Sur la Côte d'Azur, le secteur touristique pèse plus de 15% du produit intérieur brut (PIB), génère 5,5 milliards d'euros de retombées économiques directes et occupe 75.000 emplois, 150.000 si l'on y inclut les indirects. C'est dire l'héritage encore vivace des pionniers du XVIIIe siècle qui ont posé les premiers jalons constitutifs du tourisme sur ce territoire. Si celui-ci s'est depuis éloigné de ses composantes originelles, il n'a cessé d'évoluer, de se massifier, de se solidifier, prompt à relever les défis de son temps où la notion de durabilité domine. Comme celui de la désaisonnalisation, qui vise à diffuser la fréquentation dans l'espace (le moyen et haut pays) et le temps (sur les 4 saisons). Celui, aussi, du respect environnemental et sociétal devenu au fil du temps, et des effets visibles du réchauffement climatique, un des fils d'Ariane du secteur.

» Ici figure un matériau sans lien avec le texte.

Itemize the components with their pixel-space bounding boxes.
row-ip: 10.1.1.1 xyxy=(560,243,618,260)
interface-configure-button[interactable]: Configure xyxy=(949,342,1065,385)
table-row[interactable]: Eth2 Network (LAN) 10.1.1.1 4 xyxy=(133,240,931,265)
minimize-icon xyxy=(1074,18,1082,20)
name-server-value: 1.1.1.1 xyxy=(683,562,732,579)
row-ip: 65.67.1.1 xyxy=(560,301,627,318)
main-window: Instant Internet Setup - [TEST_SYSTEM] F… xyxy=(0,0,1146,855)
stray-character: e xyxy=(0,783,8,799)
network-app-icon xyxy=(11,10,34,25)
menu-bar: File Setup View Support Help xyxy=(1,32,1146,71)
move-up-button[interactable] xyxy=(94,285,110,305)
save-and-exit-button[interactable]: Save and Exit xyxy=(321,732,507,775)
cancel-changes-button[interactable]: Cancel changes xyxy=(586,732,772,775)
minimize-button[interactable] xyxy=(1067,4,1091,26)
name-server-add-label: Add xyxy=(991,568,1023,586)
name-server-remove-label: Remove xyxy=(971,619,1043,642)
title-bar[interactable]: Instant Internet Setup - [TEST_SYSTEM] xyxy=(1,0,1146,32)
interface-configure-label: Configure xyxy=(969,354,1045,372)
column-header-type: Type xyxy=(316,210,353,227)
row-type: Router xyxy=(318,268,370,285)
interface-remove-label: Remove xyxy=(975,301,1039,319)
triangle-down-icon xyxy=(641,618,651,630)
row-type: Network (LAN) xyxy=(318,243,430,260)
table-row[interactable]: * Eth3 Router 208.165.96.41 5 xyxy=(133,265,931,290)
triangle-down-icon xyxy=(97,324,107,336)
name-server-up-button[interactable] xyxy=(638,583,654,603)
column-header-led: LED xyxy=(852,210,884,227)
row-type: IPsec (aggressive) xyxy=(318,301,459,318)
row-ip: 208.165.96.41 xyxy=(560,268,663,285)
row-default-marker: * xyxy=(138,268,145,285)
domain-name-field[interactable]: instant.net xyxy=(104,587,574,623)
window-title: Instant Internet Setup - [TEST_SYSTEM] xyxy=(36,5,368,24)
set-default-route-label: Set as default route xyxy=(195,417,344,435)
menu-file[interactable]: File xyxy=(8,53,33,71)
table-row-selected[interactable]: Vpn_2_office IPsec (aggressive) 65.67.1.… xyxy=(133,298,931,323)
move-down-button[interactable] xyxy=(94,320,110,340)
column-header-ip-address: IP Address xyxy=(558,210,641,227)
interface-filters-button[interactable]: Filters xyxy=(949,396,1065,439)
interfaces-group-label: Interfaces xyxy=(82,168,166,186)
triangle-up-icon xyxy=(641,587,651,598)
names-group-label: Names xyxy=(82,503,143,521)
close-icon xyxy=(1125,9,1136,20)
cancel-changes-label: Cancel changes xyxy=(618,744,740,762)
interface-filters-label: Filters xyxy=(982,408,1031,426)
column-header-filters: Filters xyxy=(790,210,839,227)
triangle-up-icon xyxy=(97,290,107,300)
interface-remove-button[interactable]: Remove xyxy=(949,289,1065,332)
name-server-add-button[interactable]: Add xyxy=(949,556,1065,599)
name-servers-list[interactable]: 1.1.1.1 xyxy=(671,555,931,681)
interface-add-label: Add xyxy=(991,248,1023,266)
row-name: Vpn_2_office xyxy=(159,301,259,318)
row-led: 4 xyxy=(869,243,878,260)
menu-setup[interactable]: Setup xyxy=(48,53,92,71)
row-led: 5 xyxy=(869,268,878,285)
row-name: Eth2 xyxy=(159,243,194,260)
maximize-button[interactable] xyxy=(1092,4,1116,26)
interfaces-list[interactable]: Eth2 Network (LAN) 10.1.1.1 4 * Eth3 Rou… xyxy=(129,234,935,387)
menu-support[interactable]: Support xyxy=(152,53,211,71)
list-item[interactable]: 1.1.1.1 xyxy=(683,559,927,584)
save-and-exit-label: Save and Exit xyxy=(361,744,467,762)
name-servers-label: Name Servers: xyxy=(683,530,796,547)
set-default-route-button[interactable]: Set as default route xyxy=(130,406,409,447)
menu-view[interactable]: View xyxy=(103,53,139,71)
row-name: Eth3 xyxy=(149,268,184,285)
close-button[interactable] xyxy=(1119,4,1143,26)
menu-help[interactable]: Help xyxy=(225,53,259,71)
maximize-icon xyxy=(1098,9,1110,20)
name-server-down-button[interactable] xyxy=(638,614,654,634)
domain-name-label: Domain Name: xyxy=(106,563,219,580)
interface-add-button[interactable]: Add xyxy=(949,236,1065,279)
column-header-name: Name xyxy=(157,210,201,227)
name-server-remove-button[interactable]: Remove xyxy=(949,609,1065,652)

Le label pour montrer son engagement

«Le touriste, qu'il soit d'affaires ou de loisirs, est imprégné aujourd'hui d'une démarche environnementale qui influe sur ses choix professionnels ou personnels » , constate Frank Goldanel, président du directoire des Aéroports de la Côte d'Azur, deuxième infrastructure aéroportuaire de France et première à avoir obtenu, dès 2018, l'Airport Carbone Accreditation niveau 3+. Elle s'est engagée à parvenir en 2030 à la pleine neutralité carbone sans compensation. « Il s'agit de démontrer que nous avons pris à bras le corps la problématique de l'empreinte carbone dans notre offre. Nous sommes la porte d'entrée et de sortie du territoire, à ce titre nous devons être à l'unisson du message véhiculé par tous. » . A savoir, afficher son engagement, sa position affirmée vers une activité touristique plus vertueuse, certifications à l'appui.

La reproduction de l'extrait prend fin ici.